O poeta irlandês W.B Yeats dizia que “da luta do homem com outros surge a retórica; da luta do homem consigo mesmo nasce a poesia.”[i] Mas Bernanos mostrou que Yeats estava errado. Para o romancista francês, da luta do homem consigo mesmo nasce a Fé. A verdadeira Fé.  Fé como a do Padre de Ambricourt, que, no Diário de um Pároco de Aldeia,  a despeito de sua precária saúde, de seu vício alcoólico e de sua baixa auto-estima, consegue salvar a alma da Condessa Omer, mãe da ardilosa Chantal, fazendo-a perdoar o seu infiel marido (o Conde Omer) e a sua egocêntrica filha, além de reconciliá-la com Deus, de quem se afastou desde a morte do seu bebê.  Fé como a do Cura Donissan – personagem central do romance Sol de Satã[ii], que, durante caminhada através de uma estrada rural (estrada que bem pode simbolizar a nossa jornada na Terra, este vale de lágrimas) trava duríssima batalha com o demônio, subjugando-o. Como São Miguel Arcanjo, embora infinitamente menos poderoso, Donissan consegue realizar o mais difícil dos milagres, que é o de derrotar o “príncipe deste mundo” (João 16:11). Eis por que, mesmo não tendo conseguido ressuscitar a pequena criança do vilarejo, Donissan foi considerado santo pelos habitantes de Lumbres.

O cristianismo de Bernanos não é cor-de-rosa, mas cinzento. Embora seja de um cinza luminoso, como o das nuvens que encobrem o sol durante a aurora. É obra atemporal, embora nos faça mergulhar num “tempo de homens partidos”[iii]. É uma espécie de Profissão de Fé dirigida a uma humanidade que, por depositar muita fé em si mesma, fez do séc. 20 o período mais sangrento da História. Tempo em que os homens, por virarem as costas para Deus, cometeram a mais terrível das atrocidades, pois que “o pecado contra a esperança – [escreve Bernanos[iv]] é o mais mortal de todos, e talvez o mais bem acolhido, o mais acariciado. (…) É o mais rico dos elixires do demônio, sua ambrósia”. Sendo assim, como bem observou o ensaísta Alceu Amoroso Lima, a obra de Bernanos é uma “cruzada espiritual para restaurar o sentido da honra no homem moderno”, honra que só será restaurada com o soerguimento das grandes religiões.
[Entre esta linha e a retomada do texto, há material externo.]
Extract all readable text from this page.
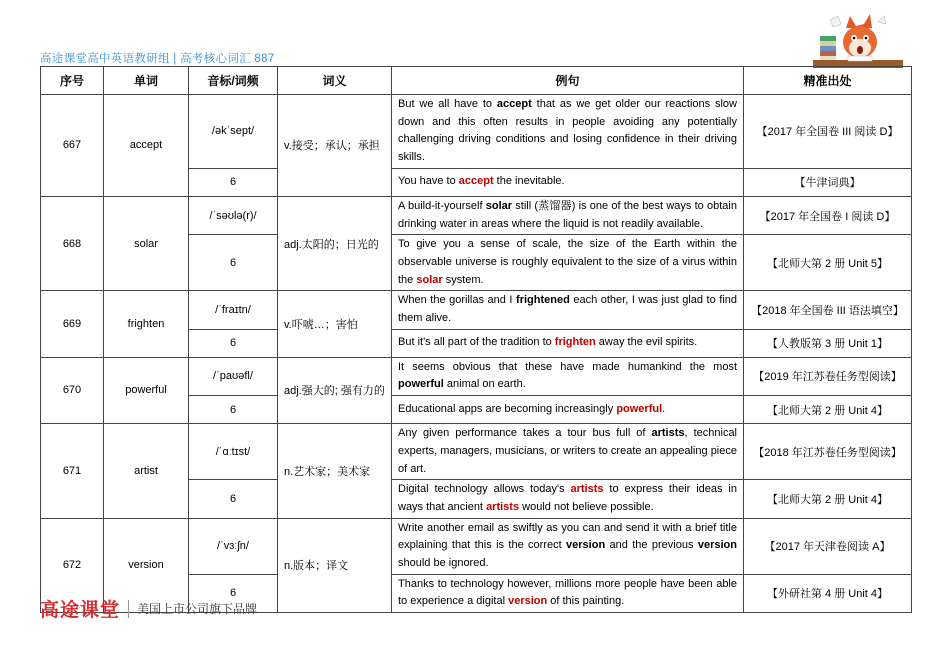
高途课堂高中英语教研组 | 高考核心词汇 887
序号	单词	音标/词频	词义	例句	精准出处
667	accept	/əkˈsept/	v.接受；承认；承担	But we all have to accept that as we get older our reactions slow down and this often results in people avoiding any potentially challenging driving conditions and losing confidence in their driving skills.	【2017 年全国卷 III 阅读 D】
		6		You have to accept the inevitable.	【牛津词典】
668	solar	/ˈsəʊlə(r)/	adj.太阳的；日光的	A build-it-yourself solar still (蒸馏器) is one of the best ways to obtain drinking water in areas where the liquid is not readily available.	【2017 年全国卷 I 阅读 D】
		6		To give you a sense of scale, the size of the Earth within the observable universe is roughly equivalent to the size of a virus within the solar system.	【北师大第 2 册 Unit 5】
669	frighten	/ˈfraɪtn/	v.吓唬…；害怕	When the gorillas and I frightened each other, I was just glad to find them alive.	【2018 年全国卷 III 语法填空】
		6		But it's all part of the tradition to frighten away the evil spirits.	【人教版第 3 册 Unit 1】
670	powerful	/ˈpaʊəfl/	adj.强大的; 强有力的	It seems obvious that these have made humankind the most powerful animal on earth.	【2019 年江苏卷任务型阅读】
		6		Educational apps are becoming increasingly powerful.	【北师大第 2 册 Unit 4】
671	artist	/ˈɑːtɪst/	n.艺术家；美术家	Any given performance takes a tour bus full of artists, technical experts, managers, musicians, or writers to create an appealing piece of art.	【2018 年江苏卷任务型阅读】
		6		Digital technology allows today's artists to express their ideas in ways that ancient artists would not believe possible.	【北师大第 2 册 Unit 4】
672	version	/ˈvɜːʃn/	n.版本；译文	Write another email as swiftly as you can and send it with a brief title explaining that this is the correct version and the previous version should be ignored.	【2017 年天津卷阅读 A】
		6		Thanks to technology however, millions more people have been able to experience a digital version of this painting.	【外研社第 4 册 Unit 4】
高途课堂 美国上市公司旗下品牌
[i] Cf. YEATS, W.B. Per amica silentia lunae. New York: The Macmillan Company, 1918, p. 30.

[ii] Cf. BERNANOS, Georges. Sol de Satã. Rio de Janeiro: Livraria Agir Editôra, 1947.

[iii] Cf. ANDRADE, Carlos Drummond de. Antologia Poética. Rio de Janeiro: Record, 2001, p. 160.

[iv] Cf. BERNANOS, Georges. Diário de um Pároco de Aldeia. Rio de Janeiro: Livraria Agir Editôra, 1946, p. 109.